Образ жизни бессмертного, какой рисуется моему воображению, совершенно невозможен. Он требует вечной молодости, здоровья и силы. А надеяться на это не вправе ни один человек, как бы далеко ни шли его желания. Следовательно, речь идет здесь вовсе не о том, чтобы вечно наслаждаться молодостью и ее благами, а о том, как провести бесконечную жизнь, подверженную страданиям, какие приносит старость. Конечно, не много людей пожелает стать бессмертными на таких тяжких условиях. Однако мой собеседник заметил, что в Бальнибарби и в Японии даже старики, обремененные всеми недугами старости, стремятся отдалить от себя смерть. И он спросил меня, не наблюдается ли то же самое явление и в моем отечестве, а также в тех странах, которые мне удалось посетить во время моих путешествий.
После этого предисловия он подробно описал мне живущих среди них струльдбругов. Он сказал, что до тридцатилетнего возраста они ничем не отличаются от остальных людей. Затем они мало-помалу становятся мрачными и угрюмыми.
Достигнув восьмидесятилетнего возраста, который здесь считается пределом человеческой жизни, они, подобно смертным, превращаются в дряхлых стариков. Но, кроме всех недугов и слабостей, присущих вообще старости, над ними тяготеет мучительное сознание, что им суждено вечно влачить такое жалкое существование.
Струльдбруги не только упрямы, сварливы, жадны, угрюмы, тщеславны и болтливы, — они не способны также к дружбе и любви. Естественное чувство привязанности к своим ближним не простирается у них дальше чем на внуков. Зависть и неудовлетворенные желания непрестанно терзают их. Завидуют они прежде всего порокам юношей и смерти стариков. Глядя на веселье молодости, они с горечью сознают, что для них совершенно отрезана всякая возможность наслаждения. При виде похорон ропщут и жалуются, что для них нет надежды достигнуть тихой пристани, в которой находят покой другие. Счастливчиками среди этих несчастных являются те, кто потерял память и впал в детство. Они внушают к себе больше жалости и участия, потому что лишены многих пороков и недостатков, которые свойственны остальным бессмертным.

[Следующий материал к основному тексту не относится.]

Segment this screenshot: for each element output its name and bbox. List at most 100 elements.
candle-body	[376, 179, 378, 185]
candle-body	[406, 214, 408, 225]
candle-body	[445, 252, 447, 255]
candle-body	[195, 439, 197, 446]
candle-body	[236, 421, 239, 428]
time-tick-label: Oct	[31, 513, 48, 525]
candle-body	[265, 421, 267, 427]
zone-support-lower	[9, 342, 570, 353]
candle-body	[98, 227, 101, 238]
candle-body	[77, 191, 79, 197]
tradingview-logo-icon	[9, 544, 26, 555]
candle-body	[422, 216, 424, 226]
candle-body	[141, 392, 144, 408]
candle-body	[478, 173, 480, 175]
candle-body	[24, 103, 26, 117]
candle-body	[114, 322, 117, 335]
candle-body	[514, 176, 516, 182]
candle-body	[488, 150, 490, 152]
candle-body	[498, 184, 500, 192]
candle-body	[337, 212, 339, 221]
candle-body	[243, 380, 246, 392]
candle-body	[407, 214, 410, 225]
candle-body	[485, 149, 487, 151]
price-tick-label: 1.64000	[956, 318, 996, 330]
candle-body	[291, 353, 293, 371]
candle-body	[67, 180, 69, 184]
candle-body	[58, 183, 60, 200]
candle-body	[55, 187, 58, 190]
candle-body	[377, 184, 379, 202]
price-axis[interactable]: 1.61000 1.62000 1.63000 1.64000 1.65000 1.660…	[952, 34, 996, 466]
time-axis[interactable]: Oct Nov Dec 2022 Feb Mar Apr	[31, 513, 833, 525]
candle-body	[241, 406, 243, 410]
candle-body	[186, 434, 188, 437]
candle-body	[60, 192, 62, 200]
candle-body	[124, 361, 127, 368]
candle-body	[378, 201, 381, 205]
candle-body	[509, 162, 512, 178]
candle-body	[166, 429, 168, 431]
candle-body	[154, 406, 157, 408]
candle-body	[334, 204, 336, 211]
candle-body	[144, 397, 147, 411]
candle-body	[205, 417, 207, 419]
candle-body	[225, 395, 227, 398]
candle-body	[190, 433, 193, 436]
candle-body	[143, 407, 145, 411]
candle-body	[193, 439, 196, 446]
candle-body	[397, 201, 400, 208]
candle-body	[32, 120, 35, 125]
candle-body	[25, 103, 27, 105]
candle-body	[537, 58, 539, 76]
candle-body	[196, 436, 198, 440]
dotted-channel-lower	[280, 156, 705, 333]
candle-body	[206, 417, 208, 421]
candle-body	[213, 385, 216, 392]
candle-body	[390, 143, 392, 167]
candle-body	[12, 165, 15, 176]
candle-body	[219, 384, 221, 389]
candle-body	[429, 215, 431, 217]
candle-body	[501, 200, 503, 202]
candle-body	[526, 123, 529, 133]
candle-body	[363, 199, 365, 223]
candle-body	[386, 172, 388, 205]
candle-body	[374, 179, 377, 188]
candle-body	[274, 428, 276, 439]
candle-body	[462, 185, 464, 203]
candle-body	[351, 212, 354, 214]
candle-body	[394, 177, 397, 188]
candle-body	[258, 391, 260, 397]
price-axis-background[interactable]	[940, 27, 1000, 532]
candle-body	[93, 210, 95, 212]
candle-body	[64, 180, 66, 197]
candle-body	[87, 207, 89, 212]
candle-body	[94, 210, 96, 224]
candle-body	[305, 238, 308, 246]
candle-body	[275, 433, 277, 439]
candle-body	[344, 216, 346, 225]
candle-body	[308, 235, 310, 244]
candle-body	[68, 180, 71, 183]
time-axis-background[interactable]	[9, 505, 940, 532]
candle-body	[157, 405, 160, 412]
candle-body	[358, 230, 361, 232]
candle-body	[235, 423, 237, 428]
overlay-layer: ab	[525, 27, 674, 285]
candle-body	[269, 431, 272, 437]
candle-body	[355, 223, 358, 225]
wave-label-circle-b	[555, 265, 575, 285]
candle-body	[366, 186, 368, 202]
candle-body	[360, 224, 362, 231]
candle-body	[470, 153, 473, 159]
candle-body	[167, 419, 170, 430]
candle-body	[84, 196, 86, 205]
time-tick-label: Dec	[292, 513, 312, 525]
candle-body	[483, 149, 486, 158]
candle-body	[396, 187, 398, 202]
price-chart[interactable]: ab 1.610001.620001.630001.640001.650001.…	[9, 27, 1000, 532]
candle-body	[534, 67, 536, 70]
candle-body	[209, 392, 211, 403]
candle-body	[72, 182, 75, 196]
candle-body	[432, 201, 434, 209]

Если случится, что струльдбруг женится на женщине, подобно ему обреченной на бессмертие, то этот брак расторгается по достижении младшим из супругов восьмидесятилетнего возраста.

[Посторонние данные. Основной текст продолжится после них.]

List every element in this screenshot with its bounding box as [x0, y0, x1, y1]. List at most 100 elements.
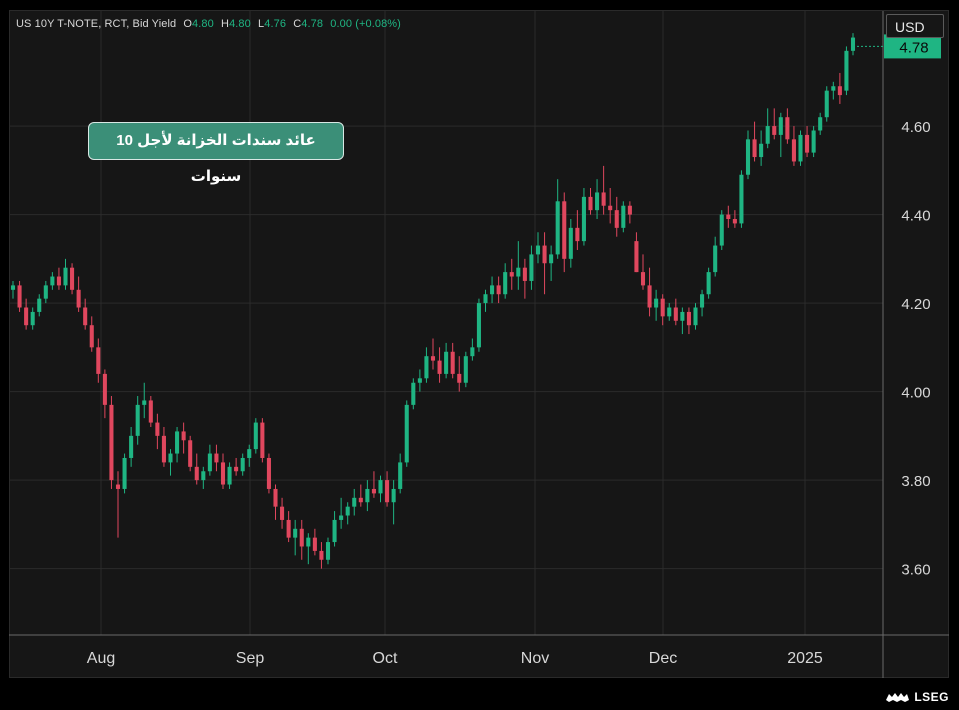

Как только струльдбругам исполняется восемьдесят лет, для них наступает гражданская смерть. Наследники немедленно получают их имущество. Из наследства удерживается небольшая сумма на их содержание; бедные содержатся на общественный счет. По достижении этого возраста струльдбруги считаются неспособными к занятию должностей. Они не могут ни покупать, ни брать в аренду землю, им не разрешается выступать свидетелями в суде.
В девяносто лет у струльдбругов выпадают зубы и волосы. В этом возрасте они перестают различать вкус пищи и едят и пьют все, что попадется под руку, без всякого удовольствия и аппетита. Старческие недуги продолжают мучить их, не обостряясь и не утихая. Постепенно они теряют память. В разговоре они забывают названия самых обыденных вещей и имена ближайших друзей и родственников. Они не способны развлекаться чтением: они забывают начало фразы, прежде чем дочитают ее до конца. Таким образом, они лишены единственного доступного им развлечения.